Их жизнь состояла только из самого простого, насущного, необходимого. Всё, что прежде тревожило, волновало, заставляло беспокоиться, нервничать, суетиться, оказалось совсем неважным. Все прошлые события как будто никак не были связаны с настоящим.

Ерошка часто вспоминал свою жизнь, представлял её ярко, в деталях, мелочах. Он лежал в темноте с открытыми глазами, и его не покидало ощущение, что все прошедшие события происходили с другим, посторонним человеком, которого давно уже нет. Там, в нереальном этом прошлом, от которого почти не осталось никаких следов, жил кто-то похожий на него, какой-то двоюродный родственник, мало связанный с нынешним Ерофеем Бубенцовым. Всё, что творил тот человек, о чём мечтал, что говорил, что думал, — всё это было чужой жизнью и теперь мало касалось его, Ерофея Бубенцова, обитателя бетонного укрывища.

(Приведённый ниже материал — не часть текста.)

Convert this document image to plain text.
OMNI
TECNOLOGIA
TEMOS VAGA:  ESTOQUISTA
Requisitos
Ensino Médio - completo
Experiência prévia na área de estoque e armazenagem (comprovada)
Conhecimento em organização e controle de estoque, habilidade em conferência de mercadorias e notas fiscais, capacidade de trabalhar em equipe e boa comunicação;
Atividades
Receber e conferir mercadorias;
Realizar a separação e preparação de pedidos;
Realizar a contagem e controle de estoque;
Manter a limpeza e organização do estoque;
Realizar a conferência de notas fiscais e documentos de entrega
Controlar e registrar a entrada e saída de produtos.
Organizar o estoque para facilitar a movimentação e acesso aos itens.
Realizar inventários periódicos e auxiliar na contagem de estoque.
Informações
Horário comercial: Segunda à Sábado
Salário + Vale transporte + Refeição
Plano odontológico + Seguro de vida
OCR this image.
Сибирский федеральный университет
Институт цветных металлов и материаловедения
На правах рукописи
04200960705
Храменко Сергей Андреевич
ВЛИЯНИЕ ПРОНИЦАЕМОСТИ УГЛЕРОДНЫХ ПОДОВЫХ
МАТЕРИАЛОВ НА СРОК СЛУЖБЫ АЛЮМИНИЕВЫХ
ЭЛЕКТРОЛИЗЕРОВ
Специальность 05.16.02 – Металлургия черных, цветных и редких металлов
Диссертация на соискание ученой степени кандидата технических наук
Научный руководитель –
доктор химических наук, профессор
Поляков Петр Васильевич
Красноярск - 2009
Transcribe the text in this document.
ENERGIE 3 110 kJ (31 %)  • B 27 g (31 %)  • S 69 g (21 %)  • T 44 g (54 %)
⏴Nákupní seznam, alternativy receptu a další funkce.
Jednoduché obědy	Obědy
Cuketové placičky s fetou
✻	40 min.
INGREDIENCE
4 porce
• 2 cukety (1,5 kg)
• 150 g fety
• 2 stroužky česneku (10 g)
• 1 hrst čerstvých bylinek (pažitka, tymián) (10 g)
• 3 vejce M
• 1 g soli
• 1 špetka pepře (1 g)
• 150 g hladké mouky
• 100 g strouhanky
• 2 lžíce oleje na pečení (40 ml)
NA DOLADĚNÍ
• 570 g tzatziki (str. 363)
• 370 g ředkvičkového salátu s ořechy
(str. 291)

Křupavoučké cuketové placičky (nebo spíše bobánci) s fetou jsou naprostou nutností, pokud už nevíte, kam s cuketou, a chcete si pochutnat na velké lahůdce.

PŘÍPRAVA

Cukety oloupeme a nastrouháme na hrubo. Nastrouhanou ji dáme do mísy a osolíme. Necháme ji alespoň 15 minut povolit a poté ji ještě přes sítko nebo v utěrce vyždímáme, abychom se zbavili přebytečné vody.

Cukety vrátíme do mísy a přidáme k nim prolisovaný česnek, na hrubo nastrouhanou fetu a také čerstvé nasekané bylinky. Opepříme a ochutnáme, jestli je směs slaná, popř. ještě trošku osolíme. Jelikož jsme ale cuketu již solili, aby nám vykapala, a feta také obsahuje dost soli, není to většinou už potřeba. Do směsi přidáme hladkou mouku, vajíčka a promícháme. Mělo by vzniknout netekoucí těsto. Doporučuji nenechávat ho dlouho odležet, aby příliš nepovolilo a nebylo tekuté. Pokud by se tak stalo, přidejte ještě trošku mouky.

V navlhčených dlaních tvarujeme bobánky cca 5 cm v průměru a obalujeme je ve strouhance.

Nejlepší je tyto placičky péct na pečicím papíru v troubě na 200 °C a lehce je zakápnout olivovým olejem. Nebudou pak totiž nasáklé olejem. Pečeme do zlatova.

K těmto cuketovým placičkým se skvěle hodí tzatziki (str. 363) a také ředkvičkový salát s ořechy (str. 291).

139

Самость не может жить в прошлом. Она всегда здесь, при тебе. Самость живёт только в настоящем. Или в загадочной вечности, где настоящее никогда не проходит.

Но зачем тогда всё было? Зачем ему это прошлое? Зачем вся сложнейшая совокупность действий, мыслей, чувств, переживаний прошедшей жизни? Неужели все эти перемены были нужны только затем, чтобы привести вот к этому непонятному результату? Впрочем, как можно назвать результатом то текучее состояние, неустойчивое, непрерывно переменяющееся? То, что скользит, ускользает, проскальзывает меж прошлым и будущим. Стало быть, эта жизнь, что теперь струится в нём, тоже всего лишь промежуточный результат. Окончательный же наступит в момент смерти, когда душа вырвется из текучей плоскости, вызволится из вязкого потока времени.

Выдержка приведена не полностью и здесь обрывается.